Wat is van de natuurlijkheid geworden? ‘Nous vivons dans un siècle affolé de réalité et de franchise’, roept Zola uit. Werkelijkheid en oprechtheid zijn de twee bestanddelen van de natuurlijkheid, de toversleutel die eindelijk de geheimen van de grote kunst gaat ontsluiten. Iedere nieuwe richting gelooft dat zij het wonder zal verrichten.
Weg met de vlotte vertelsels, waar de deugd aan het slot zegepraalt, de boosheid gestraft wordt en zij die voor elkaar bestemd zijn, elkaar toch krijgen. De werkelijkheid is zo niet. Waarom geen brok dramatiek scheppen, waar allen die er bij betrokken zijn, gewond of vermorzeld worden? Gaat het ook niet zo in het leven? Waarom de hartstochten niet loslaten en de zinnen, die dagelijks wrijvingen en conflicten veroorzaken, maar ook roezen van geluk doen ontstaan, en de mensen tot elkaar aantrekken en van elkaar afstoten, niet vrij spel geven? Dat is oprechtheid. Waarom eeuwig blijven genoegen nemen met de conventie, die huichelarij, die zoveel laagheid en bekrompenheid dekt?
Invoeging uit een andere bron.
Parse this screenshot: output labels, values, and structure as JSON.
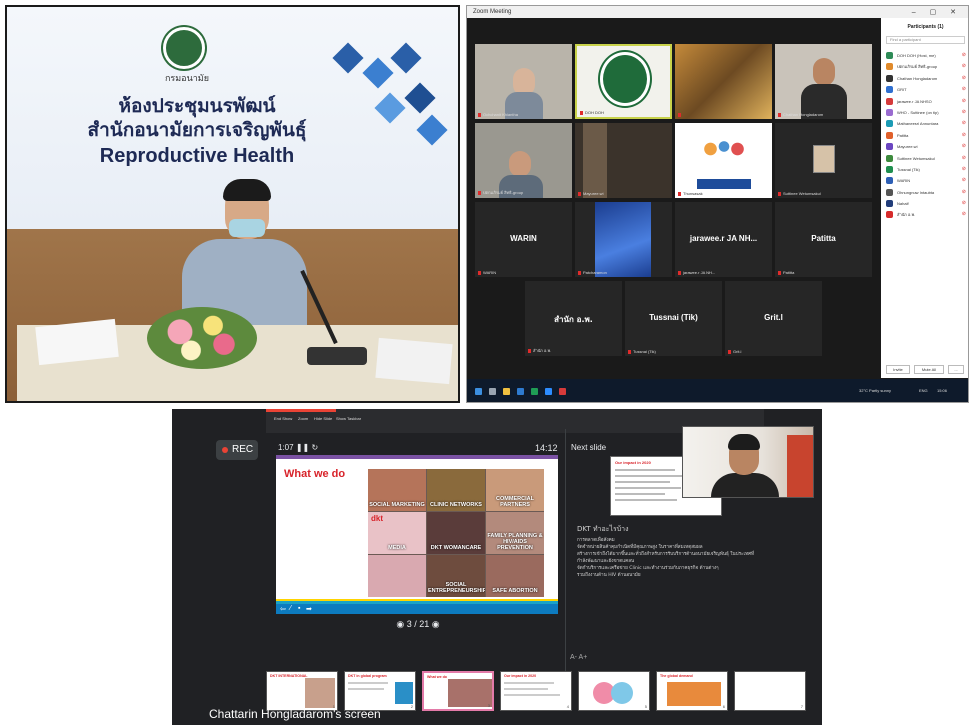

Waarom altijd die halo om de mens, als het zgn. lagere leven hem zo druk in beslag neemt?
Gedreven door de drang naar natuurlijkheid, heeft de aankomende generatie leren kijken. De schubben zijn haar van de ogen gevallen. En zij staat onttoverd. Zo moet het de paradijsmens te moede geweest zijn na de val. Zij ziet, in afwachting dat ook de andere zintuigen groter bewustzijn krijgen. Zij ziet de mens, schamel, ontluisterd, - het stemt de meesten pessimistisch - maar zij meent hem aldus écht te zien. Zij ziet de natuur rondom haar, als voor het eerst: sommigen duizelen van de lucht en zon, allen zoeken naar de woorden die het verband leggen tussen de mens en de natuur. De registers van de kunst worden vernieuwd.
Ik heb hier niet het programma van het naturalisme of het impressionisme overgeschreven. Het was er mij alleen om te doen, mij te verplaatsen in de geestestoestand waarin Stijns deels bewust, deels onbewust, de roman schreef, die hij ‘Ruwe Liefde’ noemde. Als titel een beetje uitdagend, en te expliciet om van goede smaak te getuigen. Maar de ijver van de neophiet is begrijpelijk. Ook zouden wij ongelijk hebben al ware het maar de titel te beoordelen uit ons willekeurig standpunt van thans, zonder er mee rekening te houden dat hij als een uitdaging geslingerd wordt in de kleine Vlaamse wereld van toen.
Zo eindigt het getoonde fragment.